According to Heber-Katz's lab and others, mammals' poor regenerative capacity may be the result of an evolutionary trade-off: While amphibians are good regenerators with relatively simple immune systems, mammals regenerate poorly but possess complex immune systems. The multistep T-cell response that has developed in mammals could be intended to defend against tumors that share antigens with regenerating tissue--the ability to regenerate is therefore suppressed. Heber-Katz's lab is currently trying to find the genetic origins of regeneration in their mouse model.(11) They believe that the genes responsible are located on chromosomes 7, 8, 12, 13, and/or 15; the genes Msx-2 on chromosome 13 and keratin 1 on chromosome 15 are among their most promising candidates.

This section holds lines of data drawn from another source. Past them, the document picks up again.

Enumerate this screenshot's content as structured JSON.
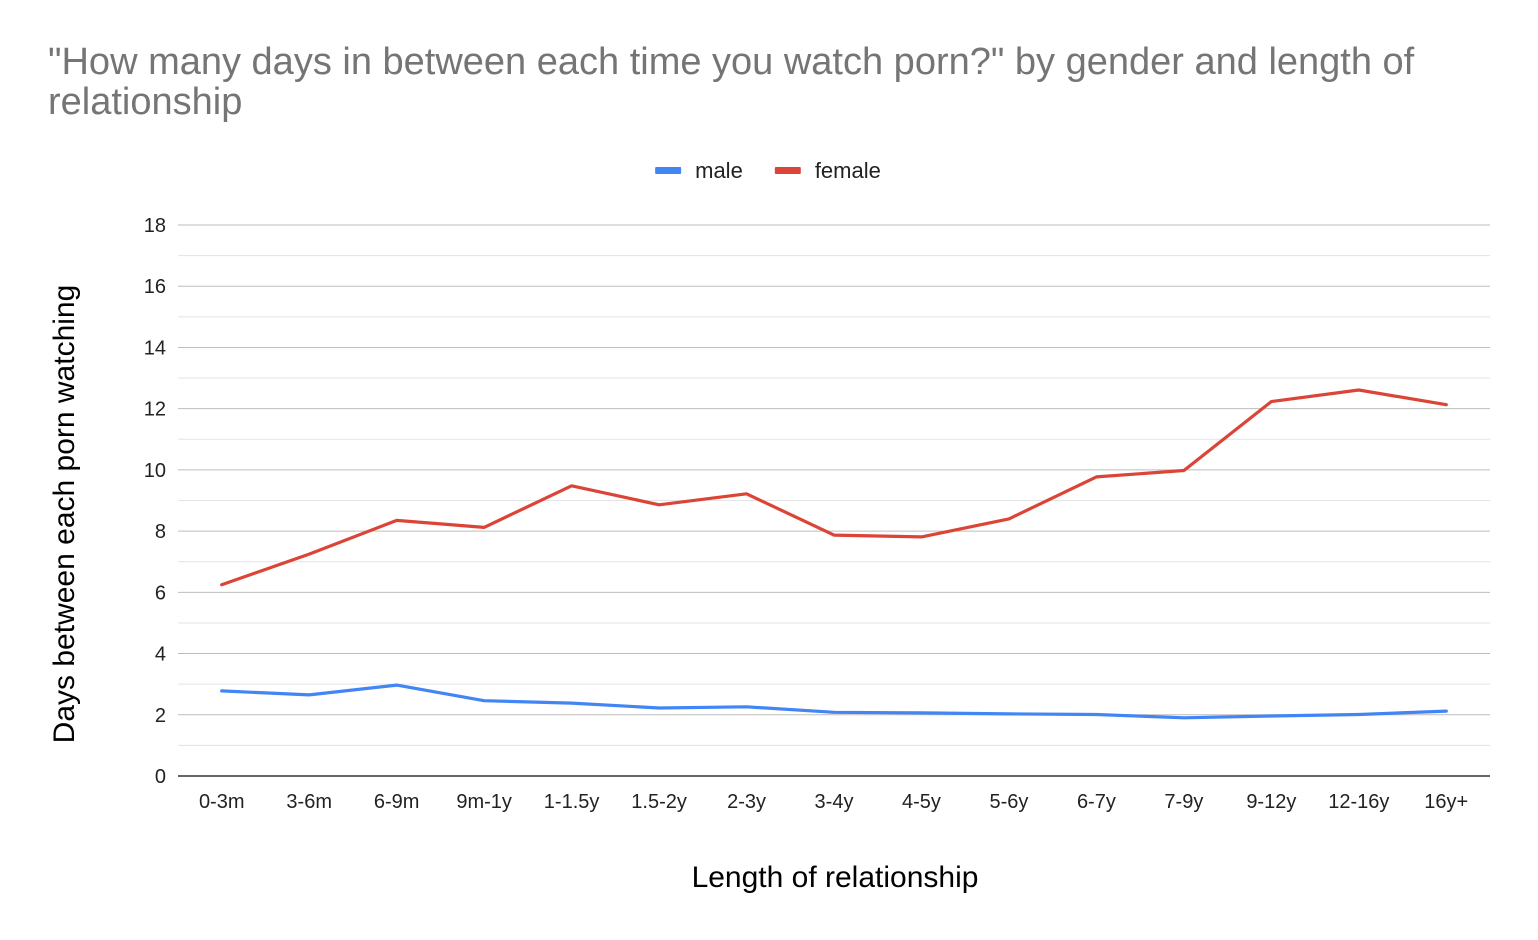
{
  "chart_data": {
    "type": "line",
    "title": "\"How many days in between each time you watch porn?\" by gender and length of relationship",
    "xlabel": "Length of relationship",
    "ylabel": "Days between each porn watching",
    "categories": [
      "0-3m",
      "3-6m",
      "6-9m",
      "9m-1y",
      "1-1.5y",
      "1.5-2y",
      "2-3y",
      "3-4y",
      "4-5y",
      "5-6y",
      "6-7y",
      "7-9y",
      "9-12y",
      "12-16y",
      "16y+"
    ],
    "ylim": [
      0,
      18
    ],
    "yticks": [
      "0",
      "2",
      "4",
      "6",
      "8",
      "10",
      "12",
      "14",
      "16",
      "18"
    ],
    "minor_gridlines": true,
    "legend_position": "top-center",
    "series": [
      {
        "name": "male",
        "color": "#4285f4",
        "values": [
          2.78,
          2.65,
          2.97,
          2.46,
          2.38,
          2.22,
          2.26,
          2.08,
          2.06,
          2.03,
          2.01,
          1.9,
          1.96,
          2.01,
          2.12
        ]
      },
      {
        "name": "female",
        "color": "#db4437",
        "values": [
          6.25,
          7.25,
          8.35,
          8.12,
          9.48,
          8.86,
          9.22,
          7.87,
          7.81,
          8.4,
          9.77,
          9.98,
          12.23,
          12.61,
          12.13
        ]
      }
    ]
  }
}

However, identification of certain genes or factors integral to regeneration is likely just the first step in a much more complicated investigation. "Genes are only some kind of tool, some kind of handle where we can start going in and really asking the questions as to why [regeneration] happens," said Sánchez Alvarado at the conclusion of his talk. "The key thing is to identify what the choreography of gene expression is going to be­how are these genes deployed in the tissue."

 

References 1. M.F. Pittenger et al., "Multilineage potential of adult human mesenchymal stem cells," Science, 284:143-7, April 2, 1999. 2.R. Lewis, "Human mesenchymal stem cells differentiate in the lab," The Scientist, 3[8]:1, April 12, 1999. 3.B. Petersen et al., "Bone marrow as potential source of hepatic oval cells," Science, 284:1168-70, May 14, 1999. 4.Notebook, "Stem cell shuffle," The Scientist, 13[3]:31, Feb. 1, 1999. 5.A.J.S. Rayl, "Neurogenesis: research turns another 'fact' into myth," The Scientist, 13[4]:16, Feb. 15, 1999. 6.A.S. Alvarado, P.A. Newmark, "The use of planarians to dissect the molecular basis of metazoan regeneration," Wound Repair and Regeneration, 6:413-20, July-August 1998. 7.M.A. Torok et al., "Expression of HoxD genes in developing and regenerating axolotl limbs," Developmental Biology, 200:225-33, Aug 15, 1998. 8.M.R.J. Carlson et al., "Expression of Msx-2 during development, regeneration, and wound healing in axolotl limbs," Journal of Experimental Zoology, 282:715-23, Dec. 15, 1998. 9.E.M. Tanaka, J.P. Brockes, "A target of thrombin activation promotes cell cycle re-entry by urodele muscle cells," Wound Repair and Regeneration, 6:371-81, July-August 1998. 10.Notebook, "Mouse tales," The Scientist, 12[6]:31, March 16, 1998. 11.B.A. McBrearty et al., "Genetic analysis of a mammalian wound-healing trait," Proceedings of the National Academy of Sciences, 95:11792-7, Sept. 29, 1998.